Illustrations by Hannah Robinson
The new millennium has been a turbulent time, not least for young people. The last two decades have been unfair for our generation in a number of ways, and it has resulted in widespread apathy and disillusionment, among other effects. Zoomers’ formative years have been marred by episodes of instability and setbacks; featuring two recessions, a worldwide pandemic, Brexit, austerity, university tuition fees, and more. As someone turning 22 next month set on a career in journalism, I am looking to make my first official step on the career ladder at a publication.
But that positive outlook looks uncomfortably far-reaching, given the sparse COVID-19 job market, the cancelation of graduate schemes, and the continued disruptions within education as a result of quarantine. A recent Prince’s Trust survey overwhelmingly showed that 16-to-24-year olds feel that their future career prospects have been damaged due to coronavirus, with nearly half of those surveyed complaining that job hunting is “impossible”.
Many, including myself, feel anxious about what the future holds and whether they have a role to play as they try to work their way up the social ladder. (Outside of this, there is also a discussion about generational effects, but that is a discussion for another time.) I believe we do, and anyone who disagrees appears to be underestimating the importance of motivated and determined youngsters in rebuilding the country’s finances.
In order to turn this ideal into a reality, businesses, policymakers, and employers must stay focused on supporting and giving opportunities to, children and young adults. Bold action is required, even during what Chancellor Rishi Sunak described as the “hard times”, but it is a necessary course of action post-furlough.
It means guaranteeing educational funds for sixth forms and colleges to teach students regardless of their socio-economic background. It also means an array of work-focused programmes like apprenticeships designed to shoot teenagers into jobs after training. Plus, we cannot forget those who have been furloughed or been laid off, offering a solution to transition them back into the sector they were in previously.

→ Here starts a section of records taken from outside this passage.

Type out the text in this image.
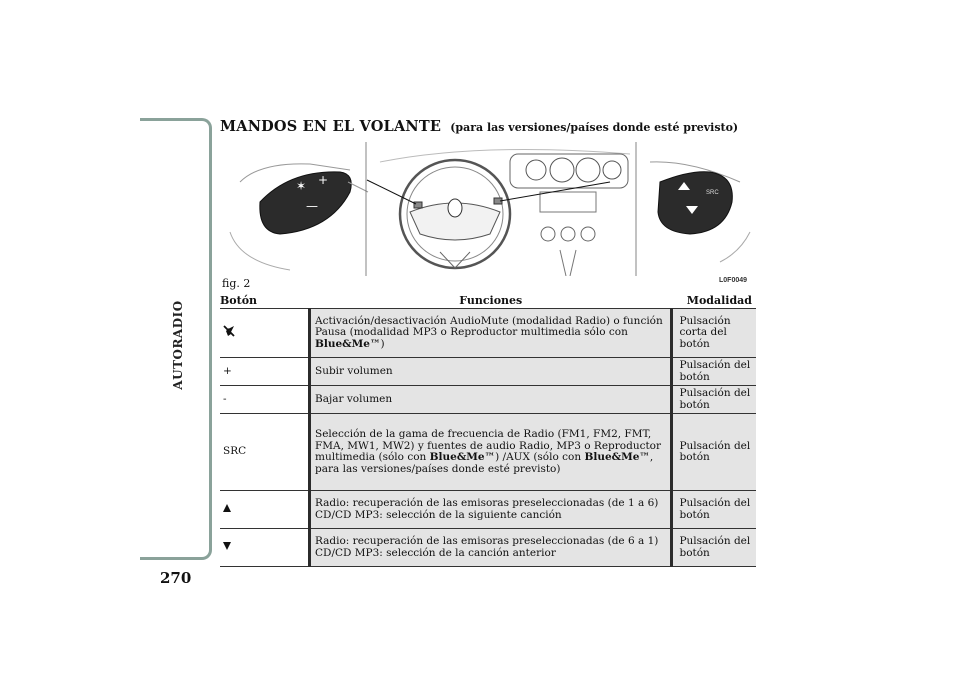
AUTORADIO
270
MANDOS EN EL VOLANTE (para las versiones/países donde esté previsto)
✶ +
—
SRC
fig. 2	L0F0049
Botón	Funciones	Modalidad
	Activación/desactivación AudioMute (modalidad Radio) o función Pausa (modalidad MP3 o Reproductor multimedia sólo con Blue&Me™)	Pulsación corta del botón
+	Subir volumen	Pulsación del botón
-	Bajar volumen	Pulsación del botón
SRC	Selección de la gama de frecuencia de Radio (FM1, FM2, FMT, FMA, MW1, MW2) y fuentes de audio Radio, MP3 o Reproductor multimedia (sólo con Blue&Me™) /AUX (sólo con Blue&Me™, para las versiones/países donde esté previsto)	Pulsación del botón
	Radio: recuperación de las emisoras preseleccionadas (de 1 a 6) CD/CD MP3: selección de la siguiente canción	Pulsación del botón
	Radio: recuperación de las emisoras preseleccionadas (de 6 a 1) CD/CD MP3: selección de la canción anterior	Pulsación del botón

We understand from the latest reports that the impacts of lockdown are worse than the post-war depression. By this logic, that era should be viewed as a repository of a particular kind of wisdom. What I mean by this is that we must look back in time to rescue what has gone missing as of present in relation to the youth.
When former US president Franklin D. Roosevelt put forward his ‘New Deal’ (and, to a lesser extent, Clement Attlee proposition for the expansion of the welfare state), young people were the mainstay figures for rejuvenation, and many policies were created to help the up-and-comers like Civilian Conservation Corps and many other skilled and semi-skilled jobs. How, therefore, is it at all possible to ‘lose a generation’ whilst at the same time bounce back from the doom of debt? It does not make sense for politicians to think like this. I am no economist, but it is obvious that having a socially mobile workplace of tomorrow will invariably lead to better outcomes for the rest of society. That is why investing in people like us, right now, is crucial. Because when young people succeed, we all succeed.